Eu não sabia o que dizer. Morava ali fazia um ano e nunca soube quem era o antigo proprietário. Comprei esta casa diretamente com o corretor e de forma totalmente correta.

Mas, segundo aquele homem, ele também era o dono. Seja lá o que isso significasse, precisávamos esclarecer tudo.

Ele estava calado, encolhido num canto,  tentando se situar. Não aparentava oferecer grande ameaça. Mesmo assim, precisava averiguar aquela história. Logo perguntei:

– Mas se você é o dono desta casa,  onde estava nesse último ano? Por que não apareceu antes?

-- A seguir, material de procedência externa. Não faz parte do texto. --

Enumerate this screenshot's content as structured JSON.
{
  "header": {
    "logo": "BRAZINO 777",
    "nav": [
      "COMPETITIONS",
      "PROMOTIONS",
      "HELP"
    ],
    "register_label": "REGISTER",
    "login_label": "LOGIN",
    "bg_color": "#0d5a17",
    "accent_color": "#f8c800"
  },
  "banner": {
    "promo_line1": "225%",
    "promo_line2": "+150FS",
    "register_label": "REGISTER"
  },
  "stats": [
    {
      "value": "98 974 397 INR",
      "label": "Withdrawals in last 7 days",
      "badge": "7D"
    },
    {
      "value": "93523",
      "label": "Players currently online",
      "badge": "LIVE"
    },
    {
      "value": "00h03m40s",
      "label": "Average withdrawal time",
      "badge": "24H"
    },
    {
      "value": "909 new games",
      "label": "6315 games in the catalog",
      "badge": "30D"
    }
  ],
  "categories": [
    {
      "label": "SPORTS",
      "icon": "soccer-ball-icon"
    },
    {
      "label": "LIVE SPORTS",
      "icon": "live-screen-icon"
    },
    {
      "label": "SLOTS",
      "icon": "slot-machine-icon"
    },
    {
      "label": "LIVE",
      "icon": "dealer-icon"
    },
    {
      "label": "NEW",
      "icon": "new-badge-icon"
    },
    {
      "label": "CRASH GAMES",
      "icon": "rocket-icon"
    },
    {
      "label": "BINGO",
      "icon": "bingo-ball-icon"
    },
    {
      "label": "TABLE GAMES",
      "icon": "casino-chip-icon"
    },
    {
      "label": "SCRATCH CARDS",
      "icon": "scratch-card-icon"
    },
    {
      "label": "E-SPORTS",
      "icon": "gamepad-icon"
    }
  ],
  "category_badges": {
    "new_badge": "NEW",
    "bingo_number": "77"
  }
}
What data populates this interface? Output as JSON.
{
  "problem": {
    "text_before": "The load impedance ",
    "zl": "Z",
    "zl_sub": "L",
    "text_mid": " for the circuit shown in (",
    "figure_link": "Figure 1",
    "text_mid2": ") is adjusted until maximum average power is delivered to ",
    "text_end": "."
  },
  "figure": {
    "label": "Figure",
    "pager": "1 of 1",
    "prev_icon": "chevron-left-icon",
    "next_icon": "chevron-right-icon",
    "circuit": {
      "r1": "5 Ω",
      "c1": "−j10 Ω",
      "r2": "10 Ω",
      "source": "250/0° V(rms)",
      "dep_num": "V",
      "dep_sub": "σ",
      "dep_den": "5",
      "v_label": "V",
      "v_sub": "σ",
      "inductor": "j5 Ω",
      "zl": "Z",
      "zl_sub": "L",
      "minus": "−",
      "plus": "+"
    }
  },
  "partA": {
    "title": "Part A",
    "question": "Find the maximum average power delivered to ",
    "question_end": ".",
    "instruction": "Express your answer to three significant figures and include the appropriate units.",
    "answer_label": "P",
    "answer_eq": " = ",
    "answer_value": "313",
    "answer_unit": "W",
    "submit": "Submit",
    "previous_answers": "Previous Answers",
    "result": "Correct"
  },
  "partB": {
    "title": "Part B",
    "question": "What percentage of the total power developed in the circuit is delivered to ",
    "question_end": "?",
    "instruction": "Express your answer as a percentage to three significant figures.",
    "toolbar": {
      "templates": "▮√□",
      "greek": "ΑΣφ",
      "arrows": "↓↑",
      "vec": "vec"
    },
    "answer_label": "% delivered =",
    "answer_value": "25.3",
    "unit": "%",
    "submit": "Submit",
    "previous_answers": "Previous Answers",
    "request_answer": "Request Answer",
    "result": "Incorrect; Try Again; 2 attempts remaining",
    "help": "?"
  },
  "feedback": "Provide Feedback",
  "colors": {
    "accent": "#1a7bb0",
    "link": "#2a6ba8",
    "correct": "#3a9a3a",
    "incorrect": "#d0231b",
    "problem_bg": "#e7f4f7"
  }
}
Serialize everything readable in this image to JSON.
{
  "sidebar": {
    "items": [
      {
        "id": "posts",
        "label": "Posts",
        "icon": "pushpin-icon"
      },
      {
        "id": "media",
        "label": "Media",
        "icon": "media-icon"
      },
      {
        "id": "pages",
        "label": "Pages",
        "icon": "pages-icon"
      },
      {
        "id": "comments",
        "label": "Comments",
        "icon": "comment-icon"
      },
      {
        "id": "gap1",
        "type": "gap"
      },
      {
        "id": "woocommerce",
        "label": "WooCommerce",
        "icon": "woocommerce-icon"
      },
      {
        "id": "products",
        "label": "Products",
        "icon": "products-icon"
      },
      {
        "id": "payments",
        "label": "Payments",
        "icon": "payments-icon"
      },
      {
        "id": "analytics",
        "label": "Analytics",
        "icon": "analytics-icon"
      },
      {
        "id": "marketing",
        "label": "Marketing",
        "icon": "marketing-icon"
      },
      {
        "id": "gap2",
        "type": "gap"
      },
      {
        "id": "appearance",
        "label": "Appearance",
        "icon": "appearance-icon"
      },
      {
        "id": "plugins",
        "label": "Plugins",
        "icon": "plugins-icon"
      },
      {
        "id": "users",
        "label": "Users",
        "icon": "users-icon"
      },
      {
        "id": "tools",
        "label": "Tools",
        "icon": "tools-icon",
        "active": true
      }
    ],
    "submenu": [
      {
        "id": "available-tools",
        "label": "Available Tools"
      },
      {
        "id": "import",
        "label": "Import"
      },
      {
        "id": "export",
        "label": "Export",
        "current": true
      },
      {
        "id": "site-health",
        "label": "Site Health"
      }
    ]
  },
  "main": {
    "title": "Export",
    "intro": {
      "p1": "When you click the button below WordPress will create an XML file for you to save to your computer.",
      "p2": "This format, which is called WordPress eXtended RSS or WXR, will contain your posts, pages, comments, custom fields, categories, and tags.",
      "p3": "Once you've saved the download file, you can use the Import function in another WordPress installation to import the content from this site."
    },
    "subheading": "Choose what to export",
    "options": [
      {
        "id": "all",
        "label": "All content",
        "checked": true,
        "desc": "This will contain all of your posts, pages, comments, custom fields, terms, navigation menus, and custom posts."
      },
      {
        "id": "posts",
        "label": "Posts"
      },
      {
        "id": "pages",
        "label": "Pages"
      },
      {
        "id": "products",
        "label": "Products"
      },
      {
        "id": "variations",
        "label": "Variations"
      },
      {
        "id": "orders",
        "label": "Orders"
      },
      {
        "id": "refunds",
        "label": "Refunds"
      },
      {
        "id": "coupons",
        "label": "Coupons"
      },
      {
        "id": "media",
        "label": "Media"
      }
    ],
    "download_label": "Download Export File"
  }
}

O homem, que parecia bem cansado, me respondeu:

– Olha, eu não sei bem. Mas parece que estou há mais de um ano fora. Está tudo tão diferente, parece que anos se passaram. Certo dia acordei em uma sala escura, de um depósito que eu trabalhava. Estava tudo vazio, o que eu estranhei, pois lugar era 24 horas. Tentei buscar ajuda, mas ninguém nunca aparecia.

– E como conseguiu sair de lá?

– Para falar a verdade ainda não sei como sobrevivi… Fiquei lá esperando ajuda, até que dias atrás consegui sair, mas não lembrava do caminho de casa. Fui recobrando a consciência, até lembrar como chegar aqui, minha casa – disse ele desnorteado.

Não sei se era verdade o que ele dizia, mas cheguei a sentir pena dele. Por isso, procurei ser amigável enquanto não resolvíamos a situação:

– Bem, acho que agora está um pouco tarde para resolvermos qualquer coisa. Você afirma que esta casa é sua e eu também, pois a comprei faz um ano. Então, enquanto isso, posso te ceder meu sofá para que possa descansar e amanhã de manhã resolvemos isso, o que acha?

– Eu fico muito agradecido. Ainda estou um pouco confuso. Dormir vai ser bom. E esta é realmente a hora que eu costumava chegar em casa.

Sorri, sem ter mais nada a dizer. Não sabia o que pensar de tudo aquilo. Só que era tudo muito estranho. Havia muitas coincidências e muitas coisas não explicadas também. Eu precisava investigar e ter muita cautela até entender tudo.

Arrumei o sofá para ele e o deixei se acomodar. Ele agradeceu mais uma vez. Mas antes de me deitar, lembrei de fazer uma pergunta que poderia me ajudar: 

– Só por curiosidade, qual é o nome da empresa que você trabalhava?

– Eli K Distribuidora – ele respondeu.

Assenti com a cabeça. Esperei ele se deitar e, por segurança, levei a faca para meu quarto e tranquei a porta. Mandei uma mensagem para meu pai explicando o que aconteceu. De manhã ele olharia e provavelmente viria até minha casa. 

Me deitei, lembrei que tinha chamado polícia, mas nem sinal deles até aquela hora. Resolvi fazer uma pesquisa rápida antes de dormir: coloquei na busca o nome da empresa que ele me passou. Mas quando vi o resultado não acreditei…

A Eli K Distribuidora não existia mais. Há quatro anos, durante a madrugada, um incêndio tomou conta do galpão e o destruiu por completo.

Sem dinheiro para recuperar o que foi perdido, o dono abriu falência. Naquela noite, seis funcionários que estavam trabalhando morreram queimados.

Cliquei para ver o obituário, no qual apareceram as fotos das vítimas. Dei um grito de horror quando vi que, dentre elas, estava o homem que agora dormia em minha sala.